Öncelikle bölgemizde yatırım aracı olarak çok fazla bir alternatif yok. Bu nedenle kazancını Antep fıstığına adayan çok fazla insan var. Bu insanlar yatırım aracı olarak ya Emlak’a yönelecek ya dövize yönelecek ya da kendi bildiği ürüne yönelecek. Bu bölgede bilinirliği en yüksek ürün ise yeşil altın olarak tabir edilen Antep Fıstığı. O yüzden Antep fıstığını bir yatırım aracı olarak kullanması normal. Ama bunu engellemenin yolu da kayıt dışının önüne geçilmesi ile mümkün. Kayıt dışının önüne geçilmesinin de en büyük yolu tabi ki bu ürüne tarımsal destek verilerek kayıt altına alınmasından geçiyor. Gaziantep Ticaret Borsası bu konuda gerek Tarım ve Orman Bakanlığı nezdinde gerekse de diğer bakanlıklar nezdinde çok önemli çalışmalar sürdürüyor. Bu çalışmaları yaparken bizlerden yani sektörün tüm bileşenlerinden de görüş alarak ortak bir akıl çerçevesinde hareket ediyor. Ve daha da güzeli, bu konuyu aralıksız her platformda gündeme getiriyor, meclis çatısına kadar da taşıdı. Bu konuda gerçekten çok önemli adımlar atıldı, sürece yönelik faaliyetler de aralıksız devam ediyor. Ben Gaziantep Ticaret Borsası'nı bu hassasiyetinden dolayı özellikle kutluyor ve sektörümüz adına teşekkür ediyorum.
SORU: Gaziantep Ticaret Borsası tarafından İKA destekleriyle kurulan Türkiye’nin ilk Antep Fıstığı Lisanslı Deposu hizmet vermeye başladı. Lisanslı Depoyu nasıl değerlendiriyorsunuz? Sektöre katkı sağlayacak mı?

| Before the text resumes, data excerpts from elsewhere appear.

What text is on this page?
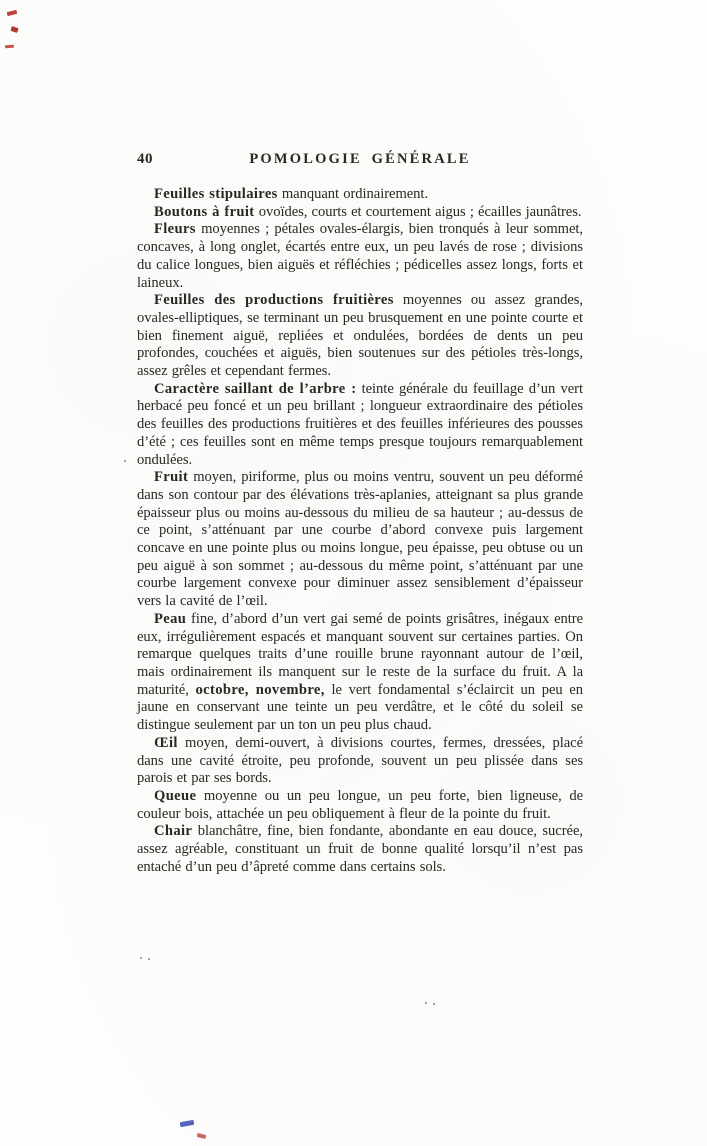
40	POMOLOGIE GÉNÉRALE

Feuilles stipulaires manquant ordinairement.

Boutons à fruit ovoïdes, courts et courtement aigus ; écailles jaunâtres.

Fleurs moyennes ; pétales ovales-élargis, bien tronqués à leur sommet, concaves, à long onglet, écartés entre eux, un peu lavés de rose ; divisions du calice longues, bien aiguës et réfléchies ; pédicelles assez longs, forts et laineux.

Feuilles des productions fruitières moyennes ou assez grandes, ovales-elliptiques, se terminant un peu brusquement en une pointe courte et bien finement aiguë, repliées et ondulées, bordées de dents un peu profondes, couchées et aiguës, bien soutenues sur des pétioles très-longs, assez grêles et cependant fermes.

Caractère saillant de l’arbre : teinte générale du feuillage d’un vert herbacé peu foncé et un peu brillant ; longueur extraordinaire des pétioles des feuilles des productions fruitières et des feuilles inférieures des pousses d’été ; ces feuilles sont en même temps presque toujours remarquablement ondulées.

Fruit moyen, piriforme, plus ou moins ventru, souvent un peu déformé dans son contour par des élévations très-aplanies, atteignant sa plus grande épaisseur plus ou moins au-dessous du milieu de sa hauteur ; au-dessus de ce point, s’atténuant par une courbe d’abord convexe puis largement concave en une pointe plus ou moins longue, peu épaisse, peu obtuse ou un peu aiguë à son sommet ; au-dessous du même point, s’atténuant par une courbe largement convexe pour diminuer assez sensiblement d’épaisseur vers la cavité de l’œil.

Peau fine, d’abord d’un vert gai semé de points grisâtres, inégaux entre eux, irrégulièrement espacés et manquant souvent sur certaines parties. On remarque quelques traits d’une rouille brune rayonnant autour de l’œil, mais ordinairement ils manquent sur le reste de la surface du fruit. A la maturité, octobre, novembre, le vert fondamental s’éclaircit un peu en jaune en conservant une teinte un peu verdâtre, et le côté du soleil se distingue seulement par un ton un peu plus chaud.

Œil moyen, demi-ouvert, à divisions courtes, fermes, dressées, placé dans une cavité étroite, peu profonde, souvent un peu plissée dans ses parois et par ses bords.

Queue moyenne ou un peu longue, un peu forte, bien ligneuse, de couleur bois, attachée un peu obliquement à fleur de la pointe du fruit.

Chair blanchâtre, fine, bien fondante, abondante en eau douce, sucrée, assez agréable, constituant un fruit de bonne qualité lorsqu’il n’est pas entaché d’un peu d’âpreté comme dans certains sols.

-Gaziantep Ticaret Borsası tarafından şehrimize Antep Fıstığı Lisanslı Depo kurulmasını sektörümüzün geleceği adına çok önemli bir yatırım olarak değerlendiriyoruz. Türkiye’nin ilk Antep Fıstığı Lisanslı Deposunun Antep fıstığının ana vatanında kurulması zaten ayrı bir anlam ve önem taşıyor. Projenin başlatılmasında biz de olumlu görüşlerimizi bildirmiştik. Antep Fıstığı Lisanslı Deponun yaygınlaştırılması gerektiğine inanıyorum. Hatta Gaziantep’le de sınırlı kalmamalı, tüm bölgeye yaygınlaştırılması lazım. Şehrimizdeki mevcut deponun da talebe bağlı olarak fiziki depolama kapasitesinin artırılması gerekli. Antep Fıstığı Lisanslı depo üretici kadar gerçekten ihracatçı için kaçırılmayacak büyük bir fırsat. Bizim ileriye yönelik ürün kalitesi anlamında ve stok anlamında bir sıkıntı yaşamayacağımızın en büyük göstergesidir. Bu konuda borsamızın attığı bu adımları çok doğru ve yerinde buluyoruz. Şehrimize Antep fıstığı lisanslı depoyu kazandırdığı için de ayrıca teşekkür ediyoruz.
SORU: Röportajımızın sonuna geldik son olarak eklemek istediğiniz bir mesajınız var mı?
-Gaziantep gibi bir şehirde doğmak, burada büyümek bizler için gerçekten büyük bir şans, ne kadar şükretsek ve gurur duysak az diyorum.